Now is the wrong time for the University of Toronto to join the Canadian Federation of Students.

If you’re a full-time undergraduate student, you’ll have the opportunity, from Nov. 5 to 7, to vote in a referendum on whether approximately $12 should be tacked on to your tuition next year, and every year thereafter, to support this organization. That’s a lotta dough: if the CFS is victorious, it’s an extra $500,000 lining their pockets each year.

The goals of the CFS are admirable enough. With U of T’s students funding their agendas, they say, they’ll be able to mount effective campaigns against provincial and federal governments to reduce tuition. Their ultimate goal is to do away with tuition entirely. Not such a bad idea.

But it never helps anyone to throw good money after a poorly-structured organization. For the amount of cash the CFS collects from its members ($1.58 million in 2001) we’ve seen very little evidence that they are able to achieve the sort of goals they aspire to.

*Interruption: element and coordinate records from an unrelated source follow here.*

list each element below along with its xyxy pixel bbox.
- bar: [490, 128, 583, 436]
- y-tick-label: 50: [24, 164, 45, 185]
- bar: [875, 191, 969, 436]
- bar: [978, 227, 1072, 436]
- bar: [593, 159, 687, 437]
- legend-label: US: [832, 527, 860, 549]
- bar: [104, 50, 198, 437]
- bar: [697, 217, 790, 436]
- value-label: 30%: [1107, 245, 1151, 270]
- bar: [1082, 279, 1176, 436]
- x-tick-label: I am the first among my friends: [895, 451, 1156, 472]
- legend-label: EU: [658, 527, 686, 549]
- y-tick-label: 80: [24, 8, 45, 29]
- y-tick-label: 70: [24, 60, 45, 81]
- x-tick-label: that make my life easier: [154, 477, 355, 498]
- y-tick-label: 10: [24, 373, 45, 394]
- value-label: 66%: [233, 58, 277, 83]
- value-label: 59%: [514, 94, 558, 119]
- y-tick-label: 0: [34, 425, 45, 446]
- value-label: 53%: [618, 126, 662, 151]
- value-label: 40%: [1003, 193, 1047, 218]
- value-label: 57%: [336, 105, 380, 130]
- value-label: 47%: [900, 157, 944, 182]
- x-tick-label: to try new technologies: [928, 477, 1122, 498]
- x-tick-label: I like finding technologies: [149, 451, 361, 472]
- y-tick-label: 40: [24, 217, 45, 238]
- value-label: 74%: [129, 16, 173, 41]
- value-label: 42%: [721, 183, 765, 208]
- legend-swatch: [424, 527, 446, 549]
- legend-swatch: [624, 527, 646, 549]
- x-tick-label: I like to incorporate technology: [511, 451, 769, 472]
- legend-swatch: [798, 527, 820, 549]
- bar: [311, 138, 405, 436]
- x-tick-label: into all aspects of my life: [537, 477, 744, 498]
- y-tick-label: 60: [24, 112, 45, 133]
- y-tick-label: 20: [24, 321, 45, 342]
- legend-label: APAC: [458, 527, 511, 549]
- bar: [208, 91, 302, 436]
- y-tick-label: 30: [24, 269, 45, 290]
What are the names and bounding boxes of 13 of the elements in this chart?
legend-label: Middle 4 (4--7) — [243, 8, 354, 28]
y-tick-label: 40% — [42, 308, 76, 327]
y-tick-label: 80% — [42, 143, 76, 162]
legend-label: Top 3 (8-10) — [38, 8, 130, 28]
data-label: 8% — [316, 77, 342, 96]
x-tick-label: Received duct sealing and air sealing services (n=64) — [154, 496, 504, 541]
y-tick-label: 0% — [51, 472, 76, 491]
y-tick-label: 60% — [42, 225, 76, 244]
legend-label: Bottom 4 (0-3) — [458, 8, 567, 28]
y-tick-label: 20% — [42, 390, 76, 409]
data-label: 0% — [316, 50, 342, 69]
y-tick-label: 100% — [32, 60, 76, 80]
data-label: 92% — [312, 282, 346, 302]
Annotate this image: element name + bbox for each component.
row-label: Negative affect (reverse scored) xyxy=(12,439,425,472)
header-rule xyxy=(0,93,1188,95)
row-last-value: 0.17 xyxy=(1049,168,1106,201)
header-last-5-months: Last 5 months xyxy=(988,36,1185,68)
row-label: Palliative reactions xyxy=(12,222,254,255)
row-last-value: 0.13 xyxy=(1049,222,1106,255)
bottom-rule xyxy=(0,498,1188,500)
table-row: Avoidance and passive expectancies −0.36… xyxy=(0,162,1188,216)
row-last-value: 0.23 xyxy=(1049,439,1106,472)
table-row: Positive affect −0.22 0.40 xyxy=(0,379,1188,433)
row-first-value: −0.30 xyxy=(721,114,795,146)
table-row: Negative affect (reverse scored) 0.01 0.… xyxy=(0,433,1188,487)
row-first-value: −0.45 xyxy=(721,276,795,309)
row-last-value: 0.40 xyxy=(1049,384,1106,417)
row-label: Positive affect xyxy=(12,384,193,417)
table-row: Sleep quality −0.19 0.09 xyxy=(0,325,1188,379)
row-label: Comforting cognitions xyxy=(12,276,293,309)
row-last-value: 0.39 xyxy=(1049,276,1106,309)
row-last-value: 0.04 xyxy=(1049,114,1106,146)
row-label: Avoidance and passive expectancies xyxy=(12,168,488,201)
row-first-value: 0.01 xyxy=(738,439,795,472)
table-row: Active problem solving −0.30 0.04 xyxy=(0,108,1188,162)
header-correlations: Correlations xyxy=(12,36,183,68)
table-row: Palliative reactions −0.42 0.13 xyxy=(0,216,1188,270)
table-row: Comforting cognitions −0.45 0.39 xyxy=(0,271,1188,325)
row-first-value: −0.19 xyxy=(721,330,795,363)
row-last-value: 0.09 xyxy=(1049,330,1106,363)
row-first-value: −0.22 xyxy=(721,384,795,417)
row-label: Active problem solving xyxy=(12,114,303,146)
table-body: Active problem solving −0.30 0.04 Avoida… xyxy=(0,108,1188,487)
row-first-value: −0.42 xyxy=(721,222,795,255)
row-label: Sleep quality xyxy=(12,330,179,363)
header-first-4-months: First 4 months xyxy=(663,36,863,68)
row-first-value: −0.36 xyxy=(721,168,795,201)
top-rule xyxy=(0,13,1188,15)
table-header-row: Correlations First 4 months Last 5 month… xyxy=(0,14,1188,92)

The CFS readily admits they have encountered difficulty in promoting their agenda. This is good. Any organization should fully disclose their shortcomings if they hope to gain popularity and respect. But the only response we’ve heard from them with regards to improving their track record is: “Just give us your money and you’ll see the good we can do.” Not to be too blunt, but this language is typical of the addict, and the CFS is addicted to the cash cow that is a student levy. After numerous failed attempts at reformation, what does the addict say? “Just give me another chance. I promise I won’t let you down.” Sorry. Not this time. Not until you show some measure of improvement.

Yes, the CFS looks good on paper. They claim to have been directly responsible for freezing tuition fees in several provinces. Yet they offer no evidence to show how they effected these changes. For all we can tell, these reductions were made at the sole discretion of several provincial governments

But it’s the CFS’s campaign tactics that truly discredit them. First, the referendum is overseen by a board (the Joint Referendum Committee) which is dominated by two paid CFS employees. All campaign material opposing the CFS must be approved by this board—and they can reject any material they wish with total impunity. They have already rejected several totally innocuous no-side campaign posters.

And the actual vote-counting in the referendum will be overseen by this same committee. And let’s not even get into the legal punishment CFS tends to inflict on student unions that try to back out of membership.

If U of T joins, they’ll end up financing 22 per cent of the CFS budget while only receiving two per cent of the voting power within the organization.

The CFS won’t work for U of T. If you doubt that, ask some typical undergrads coming out of a Con Hall lecture what CFS stands for. And when they say, “I dunno… chronic fatigue syndrome?” you’ll understand why.